――或る古村に関する筆録
私がその話を聞いたのは、もう十年も前のことであった。
勤め先の用向きで中国地方の山村を廻っていた折、ある旧家の老人から、ぽつぽつと語られた話である。名前も地図もすでに消えた村の話で、記録の裏も取れず、実のところ真偽の程はわからない。
だが、その語り口に嘘臭さはなかった。
あるいは、彼が語っていたのは「嘘」ではなく、「忘れてしまってはならぬもの」だったのかもしれぬ。
この稿は、当時の聞き書きにいくばくかの調査と補筆を加えたものである。
その村は、かつて「**県**郡」に属し、山間の奥にひっそりと存在していたという。いまでは名前も残っていない。地図上のどの記録にも該当がない。航空写真には森しか写っておらず、村落の痕跡すら見つからない。
「道がなかったんですよ」
と、老人は言った。
「いや、道はあるんだが、“見ようと思えば見える”んですな。普通に歩いていたら通り過ぎる。見えてしまったら、たどり着いてしまう。そんな場所でしてな」
その村には、かつて“ウチガミ”と“ソトガミ”という二柱の神を祀っていたという。内と外――村の内側に宿るものと、外界に在るもの。それぞれに異なる性質と、祈り方があった。
「ウチガミは火の神で、家々の炉端におりました。笑うことはなく、秋になると泣くといわれておりましたな」
「ソトガミは山の神、風の神。春になると笑うんです。ただし、笑うのを聞いたら戻れん。そいつが来る前に、耳をふさがねばならんのです」
笑う神、泣く神。
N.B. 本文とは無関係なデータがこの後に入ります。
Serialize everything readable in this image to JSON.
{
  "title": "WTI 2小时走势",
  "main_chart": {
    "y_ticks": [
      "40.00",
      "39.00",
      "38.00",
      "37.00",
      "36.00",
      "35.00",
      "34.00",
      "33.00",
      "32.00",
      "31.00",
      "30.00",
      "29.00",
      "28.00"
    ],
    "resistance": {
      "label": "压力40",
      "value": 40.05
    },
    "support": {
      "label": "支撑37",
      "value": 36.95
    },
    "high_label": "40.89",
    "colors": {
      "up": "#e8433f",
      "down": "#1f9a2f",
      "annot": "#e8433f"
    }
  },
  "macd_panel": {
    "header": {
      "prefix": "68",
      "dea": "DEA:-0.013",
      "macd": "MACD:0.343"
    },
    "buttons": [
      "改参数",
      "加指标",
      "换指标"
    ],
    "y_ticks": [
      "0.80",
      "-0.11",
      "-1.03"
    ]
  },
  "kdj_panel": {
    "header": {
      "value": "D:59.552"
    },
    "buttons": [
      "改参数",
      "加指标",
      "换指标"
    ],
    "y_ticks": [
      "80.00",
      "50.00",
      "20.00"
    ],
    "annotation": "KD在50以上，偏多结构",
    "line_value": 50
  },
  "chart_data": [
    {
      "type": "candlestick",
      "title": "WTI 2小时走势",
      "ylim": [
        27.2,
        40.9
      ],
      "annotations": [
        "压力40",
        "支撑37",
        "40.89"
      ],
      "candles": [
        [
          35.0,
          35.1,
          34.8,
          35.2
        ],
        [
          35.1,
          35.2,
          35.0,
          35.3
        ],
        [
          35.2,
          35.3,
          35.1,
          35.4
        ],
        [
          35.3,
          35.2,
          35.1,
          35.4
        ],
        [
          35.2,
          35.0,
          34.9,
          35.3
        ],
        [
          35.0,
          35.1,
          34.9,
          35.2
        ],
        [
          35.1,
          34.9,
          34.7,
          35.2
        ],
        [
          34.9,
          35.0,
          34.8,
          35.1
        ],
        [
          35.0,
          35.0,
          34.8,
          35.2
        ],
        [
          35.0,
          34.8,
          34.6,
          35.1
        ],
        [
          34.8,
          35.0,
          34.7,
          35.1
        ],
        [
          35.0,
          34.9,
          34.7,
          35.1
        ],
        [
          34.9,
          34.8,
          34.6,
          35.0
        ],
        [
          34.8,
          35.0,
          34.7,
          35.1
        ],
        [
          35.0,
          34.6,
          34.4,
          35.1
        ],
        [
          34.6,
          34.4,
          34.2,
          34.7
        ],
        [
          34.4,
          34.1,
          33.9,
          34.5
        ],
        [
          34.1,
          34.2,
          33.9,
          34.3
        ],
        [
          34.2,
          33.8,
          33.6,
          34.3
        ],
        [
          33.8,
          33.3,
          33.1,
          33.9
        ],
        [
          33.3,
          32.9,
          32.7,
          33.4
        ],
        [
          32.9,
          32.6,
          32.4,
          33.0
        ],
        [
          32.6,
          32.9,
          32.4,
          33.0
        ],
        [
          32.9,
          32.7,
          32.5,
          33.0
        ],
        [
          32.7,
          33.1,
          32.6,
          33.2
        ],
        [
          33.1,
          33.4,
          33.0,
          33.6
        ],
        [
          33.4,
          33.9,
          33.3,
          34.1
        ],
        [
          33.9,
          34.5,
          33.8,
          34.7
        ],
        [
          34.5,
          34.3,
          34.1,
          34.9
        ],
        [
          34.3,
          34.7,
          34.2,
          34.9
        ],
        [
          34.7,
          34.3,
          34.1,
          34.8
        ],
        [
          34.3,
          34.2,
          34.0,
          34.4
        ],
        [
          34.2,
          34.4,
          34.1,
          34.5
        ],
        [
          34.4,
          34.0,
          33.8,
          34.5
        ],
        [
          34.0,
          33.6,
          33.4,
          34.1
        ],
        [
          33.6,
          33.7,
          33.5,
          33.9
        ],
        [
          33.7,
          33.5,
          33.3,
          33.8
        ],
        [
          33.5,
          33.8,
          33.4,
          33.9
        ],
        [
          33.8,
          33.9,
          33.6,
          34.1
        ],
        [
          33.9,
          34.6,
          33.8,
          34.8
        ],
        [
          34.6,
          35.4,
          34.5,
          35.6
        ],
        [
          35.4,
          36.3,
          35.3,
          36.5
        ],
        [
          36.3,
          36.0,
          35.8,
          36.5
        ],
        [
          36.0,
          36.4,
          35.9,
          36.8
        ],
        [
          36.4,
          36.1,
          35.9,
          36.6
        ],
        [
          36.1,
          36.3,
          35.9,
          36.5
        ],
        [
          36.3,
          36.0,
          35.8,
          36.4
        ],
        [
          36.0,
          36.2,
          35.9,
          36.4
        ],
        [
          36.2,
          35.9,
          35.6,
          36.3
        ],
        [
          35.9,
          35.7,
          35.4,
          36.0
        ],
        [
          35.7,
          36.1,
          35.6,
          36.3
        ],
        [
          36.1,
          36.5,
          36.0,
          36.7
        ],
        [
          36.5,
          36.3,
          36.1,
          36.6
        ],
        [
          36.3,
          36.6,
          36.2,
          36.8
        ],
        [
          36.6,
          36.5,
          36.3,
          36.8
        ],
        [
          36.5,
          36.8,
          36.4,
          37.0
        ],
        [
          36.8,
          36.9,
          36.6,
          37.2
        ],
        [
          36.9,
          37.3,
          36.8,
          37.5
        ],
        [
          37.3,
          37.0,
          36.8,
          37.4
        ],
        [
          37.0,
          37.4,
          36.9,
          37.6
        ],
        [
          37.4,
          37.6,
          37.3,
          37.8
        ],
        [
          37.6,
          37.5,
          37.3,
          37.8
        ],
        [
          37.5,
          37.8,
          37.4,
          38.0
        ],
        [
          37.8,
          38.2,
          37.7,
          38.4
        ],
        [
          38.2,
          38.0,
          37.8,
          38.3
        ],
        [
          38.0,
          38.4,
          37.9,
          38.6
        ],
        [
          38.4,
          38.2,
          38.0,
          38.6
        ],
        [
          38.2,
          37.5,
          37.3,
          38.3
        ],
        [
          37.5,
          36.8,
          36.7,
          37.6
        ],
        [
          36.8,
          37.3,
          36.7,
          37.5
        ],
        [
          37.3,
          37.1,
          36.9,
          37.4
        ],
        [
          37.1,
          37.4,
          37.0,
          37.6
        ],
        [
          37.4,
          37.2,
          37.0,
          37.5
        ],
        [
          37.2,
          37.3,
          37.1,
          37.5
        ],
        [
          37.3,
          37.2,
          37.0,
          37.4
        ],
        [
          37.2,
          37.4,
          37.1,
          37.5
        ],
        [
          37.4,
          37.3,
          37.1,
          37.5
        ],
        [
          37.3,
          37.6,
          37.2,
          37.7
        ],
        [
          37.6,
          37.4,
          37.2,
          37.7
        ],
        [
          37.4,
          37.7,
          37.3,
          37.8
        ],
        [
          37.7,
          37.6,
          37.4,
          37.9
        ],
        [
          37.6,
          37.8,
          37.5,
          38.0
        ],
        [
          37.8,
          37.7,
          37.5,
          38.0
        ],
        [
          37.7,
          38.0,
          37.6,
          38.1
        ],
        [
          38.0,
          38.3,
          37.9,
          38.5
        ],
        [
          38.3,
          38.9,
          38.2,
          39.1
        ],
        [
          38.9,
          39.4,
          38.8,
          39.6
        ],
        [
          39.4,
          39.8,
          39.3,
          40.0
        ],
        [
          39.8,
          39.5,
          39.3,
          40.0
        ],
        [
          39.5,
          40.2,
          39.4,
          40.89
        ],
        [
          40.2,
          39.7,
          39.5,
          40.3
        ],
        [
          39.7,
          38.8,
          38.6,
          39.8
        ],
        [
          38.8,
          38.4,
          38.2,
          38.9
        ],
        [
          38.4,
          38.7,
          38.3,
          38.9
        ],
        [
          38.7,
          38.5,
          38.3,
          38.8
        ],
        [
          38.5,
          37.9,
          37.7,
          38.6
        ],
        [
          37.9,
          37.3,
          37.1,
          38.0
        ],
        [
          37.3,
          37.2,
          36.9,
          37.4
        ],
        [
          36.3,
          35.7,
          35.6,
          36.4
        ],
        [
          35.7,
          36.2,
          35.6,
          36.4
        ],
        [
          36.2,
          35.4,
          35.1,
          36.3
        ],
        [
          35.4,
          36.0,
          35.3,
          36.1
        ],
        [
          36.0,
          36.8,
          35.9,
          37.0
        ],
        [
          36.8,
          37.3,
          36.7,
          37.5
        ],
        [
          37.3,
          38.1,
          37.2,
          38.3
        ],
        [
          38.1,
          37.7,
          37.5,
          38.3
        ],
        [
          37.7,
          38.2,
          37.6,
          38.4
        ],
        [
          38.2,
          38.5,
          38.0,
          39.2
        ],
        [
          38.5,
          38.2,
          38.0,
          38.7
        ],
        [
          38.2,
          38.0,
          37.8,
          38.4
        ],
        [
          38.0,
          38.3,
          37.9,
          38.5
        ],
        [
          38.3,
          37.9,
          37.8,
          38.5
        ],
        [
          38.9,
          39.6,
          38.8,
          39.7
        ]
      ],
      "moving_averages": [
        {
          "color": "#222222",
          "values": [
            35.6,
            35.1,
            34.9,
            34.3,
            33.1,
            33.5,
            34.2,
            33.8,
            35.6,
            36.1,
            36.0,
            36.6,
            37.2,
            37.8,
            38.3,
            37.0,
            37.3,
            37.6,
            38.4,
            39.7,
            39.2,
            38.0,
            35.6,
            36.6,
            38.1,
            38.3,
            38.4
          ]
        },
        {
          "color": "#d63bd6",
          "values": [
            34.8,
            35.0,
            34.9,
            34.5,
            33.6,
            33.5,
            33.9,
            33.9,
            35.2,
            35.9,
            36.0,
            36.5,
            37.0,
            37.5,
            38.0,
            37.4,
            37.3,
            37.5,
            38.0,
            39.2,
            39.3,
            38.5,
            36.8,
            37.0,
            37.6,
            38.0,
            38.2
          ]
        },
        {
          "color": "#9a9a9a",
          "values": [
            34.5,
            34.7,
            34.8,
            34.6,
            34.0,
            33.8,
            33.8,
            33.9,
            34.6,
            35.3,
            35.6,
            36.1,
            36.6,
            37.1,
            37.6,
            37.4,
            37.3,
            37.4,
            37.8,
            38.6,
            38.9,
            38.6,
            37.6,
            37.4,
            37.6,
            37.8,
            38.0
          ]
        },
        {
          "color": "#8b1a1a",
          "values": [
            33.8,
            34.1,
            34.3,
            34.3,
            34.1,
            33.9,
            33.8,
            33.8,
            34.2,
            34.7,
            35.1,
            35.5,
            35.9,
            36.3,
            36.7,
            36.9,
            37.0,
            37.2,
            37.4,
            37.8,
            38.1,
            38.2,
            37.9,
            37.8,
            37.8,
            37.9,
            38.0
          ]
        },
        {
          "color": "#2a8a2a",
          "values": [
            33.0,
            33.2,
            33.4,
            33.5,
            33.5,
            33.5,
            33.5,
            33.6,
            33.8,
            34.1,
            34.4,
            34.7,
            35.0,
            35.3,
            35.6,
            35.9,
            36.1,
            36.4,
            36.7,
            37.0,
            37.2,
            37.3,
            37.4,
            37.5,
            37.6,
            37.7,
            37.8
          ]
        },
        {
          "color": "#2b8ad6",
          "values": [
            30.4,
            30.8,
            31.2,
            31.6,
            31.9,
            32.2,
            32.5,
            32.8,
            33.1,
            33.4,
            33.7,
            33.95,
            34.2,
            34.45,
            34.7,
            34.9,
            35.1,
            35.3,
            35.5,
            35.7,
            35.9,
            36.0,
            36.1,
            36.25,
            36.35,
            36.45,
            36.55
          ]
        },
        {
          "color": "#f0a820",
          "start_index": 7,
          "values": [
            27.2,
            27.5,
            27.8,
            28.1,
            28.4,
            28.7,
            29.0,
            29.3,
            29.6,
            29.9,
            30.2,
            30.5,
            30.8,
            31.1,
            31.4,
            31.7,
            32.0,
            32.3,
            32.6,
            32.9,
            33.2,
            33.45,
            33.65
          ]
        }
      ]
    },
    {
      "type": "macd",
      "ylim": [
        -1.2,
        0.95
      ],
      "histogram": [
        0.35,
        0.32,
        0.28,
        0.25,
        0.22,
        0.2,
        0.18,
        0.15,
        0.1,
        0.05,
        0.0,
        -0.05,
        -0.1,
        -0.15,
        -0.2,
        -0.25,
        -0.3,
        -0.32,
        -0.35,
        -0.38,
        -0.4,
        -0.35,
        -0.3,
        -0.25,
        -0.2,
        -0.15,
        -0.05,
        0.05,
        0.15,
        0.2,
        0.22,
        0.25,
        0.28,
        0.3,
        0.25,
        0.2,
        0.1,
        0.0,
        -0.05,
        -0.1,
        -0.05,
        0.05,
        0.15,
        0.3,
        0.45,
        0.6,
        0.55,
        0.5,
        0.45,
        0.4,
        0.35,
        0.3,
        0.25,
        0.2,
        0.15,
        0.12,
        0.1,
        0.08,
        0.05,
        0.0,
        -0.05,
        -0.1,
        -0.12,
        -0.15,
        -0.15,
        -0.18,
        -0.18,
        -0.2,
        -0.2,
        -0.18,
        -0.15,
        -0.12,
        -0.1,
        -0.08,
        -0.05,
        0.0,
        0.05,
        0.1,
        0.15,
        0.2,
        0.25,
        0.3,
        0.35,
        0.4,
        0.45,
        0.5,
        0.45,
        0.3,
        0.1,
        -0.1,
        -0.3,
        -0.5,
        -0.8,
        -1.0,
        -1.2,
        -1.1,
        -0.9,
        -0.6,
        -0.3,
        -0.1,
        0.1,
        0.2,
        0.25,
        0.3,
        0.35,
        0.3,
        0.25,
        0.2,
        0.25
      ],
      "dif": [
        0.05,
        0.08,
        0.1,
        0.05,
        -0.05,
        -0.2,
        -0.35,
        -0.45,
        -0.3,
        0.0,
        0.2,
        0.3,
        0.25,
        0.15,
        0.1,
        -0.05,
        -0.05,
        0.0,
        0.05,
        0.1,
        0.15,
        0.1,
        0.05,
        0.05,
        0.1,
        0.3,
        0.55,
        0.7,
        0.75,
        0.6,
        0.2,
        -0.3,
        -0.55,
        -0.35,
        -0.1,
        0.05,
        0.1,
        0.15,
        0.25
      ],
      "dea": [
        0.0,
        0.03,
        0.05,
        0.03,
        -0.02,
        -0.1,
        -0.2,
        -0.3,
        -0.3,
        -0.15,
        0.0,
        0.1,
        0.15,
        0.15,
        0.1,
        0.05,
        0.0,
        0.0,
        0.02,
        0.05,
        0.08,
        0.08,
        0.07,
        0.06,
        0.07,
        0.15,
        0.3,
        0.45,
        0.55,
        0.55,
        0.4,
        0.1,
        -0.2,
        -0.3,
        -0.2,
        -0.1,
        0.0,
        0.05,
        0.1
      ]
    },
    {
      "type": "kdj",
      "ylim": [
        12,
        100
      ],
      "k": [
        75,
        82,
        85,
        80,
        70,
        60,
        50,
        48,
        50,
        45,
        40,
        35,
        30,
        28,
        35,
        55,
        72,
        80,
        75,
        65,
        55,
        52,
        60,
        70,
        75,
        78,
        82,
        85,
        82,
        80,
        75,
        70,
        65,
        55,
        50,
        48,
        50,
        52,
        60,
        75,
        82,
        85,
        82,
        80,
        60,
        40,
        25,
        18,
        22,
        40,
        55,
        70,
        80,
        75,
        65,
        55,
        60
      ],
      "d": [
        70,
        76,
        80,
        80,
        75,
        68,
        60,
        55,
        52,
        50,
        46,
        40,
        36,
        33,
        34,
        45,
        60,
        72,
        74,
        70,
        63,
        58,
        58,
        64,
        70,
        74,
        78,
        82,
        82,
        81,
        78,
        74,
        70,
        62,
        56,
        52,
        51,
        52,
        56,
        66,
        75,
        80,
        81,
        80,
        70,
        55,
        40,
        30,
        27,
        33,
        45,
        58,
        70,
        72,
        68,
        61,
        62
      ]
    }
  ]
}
どちらも尊び、どちらも畏れる。
この土地の“カミ”とは、どこか人と交じるものでありながら、決して人の側に留まるものではなかった。
村では、「石を踏むな」という教えが強く伝えられていたという。とりわけ、“白い石”が禁忌であった。
「ある道を越えると、白い石が立っとる。その石より先は、“ソト”なんです」
その石は、年を追うごとに形が変わる。最初は拳ほどのものだったのが、やがて膝、胸、肩、ついには人の背丈ほどになる。そして、そうなった年には、村の誰かが“名前を返す”という。
「名前を返す、というのは?」
と私が尋ねると、老人は少し目を伏せて、こう言った。
「名を呼ばれると、返さねばならん。人の名を、先に名乗られてしまったら……それはもう、戻らんのです」
そうして、帰ってきた者には、ある“印”が現れるという。
左の肩に、火傷のような痕。水疱が破け、皮膚がめくれる。だが痛みはない。代わりに、風の中から声がするようになる。名を呼ばれるのだ。だがそれは、自分の声ではない。
「そうなったら、もう村の者ではない。笑うことも、泣くことも、してはならん。目が笑ったときは、口を閉じねばならんのです」
これは、村に伝わる“カミの掟”の一部である。
興味を惹かれて調べを進めるうちに、私は一つの古い資料にたどりついた。昭和二十二年に発見されたという“旧村誌”の断片だ。
そこには、土地の風習、祈祷、神名の断片的な記録とともに、ある出征兵の証言が載っていた。
「俺の村には道が一本だけあるんだ。山の中に、白い石が立っとってな。夜になると、そこから杖をつく音が聞こえてくるんだよ。音だけで、影がない。でも、見られるといけない。目を逸らしても、見られちまうことがある」
その兵は帰郷後、肩に火傷を負い、やがて言葉を話せなくなった。だが彼は笑い続けていたという。
口は笑っているが、目は笑っていなかった。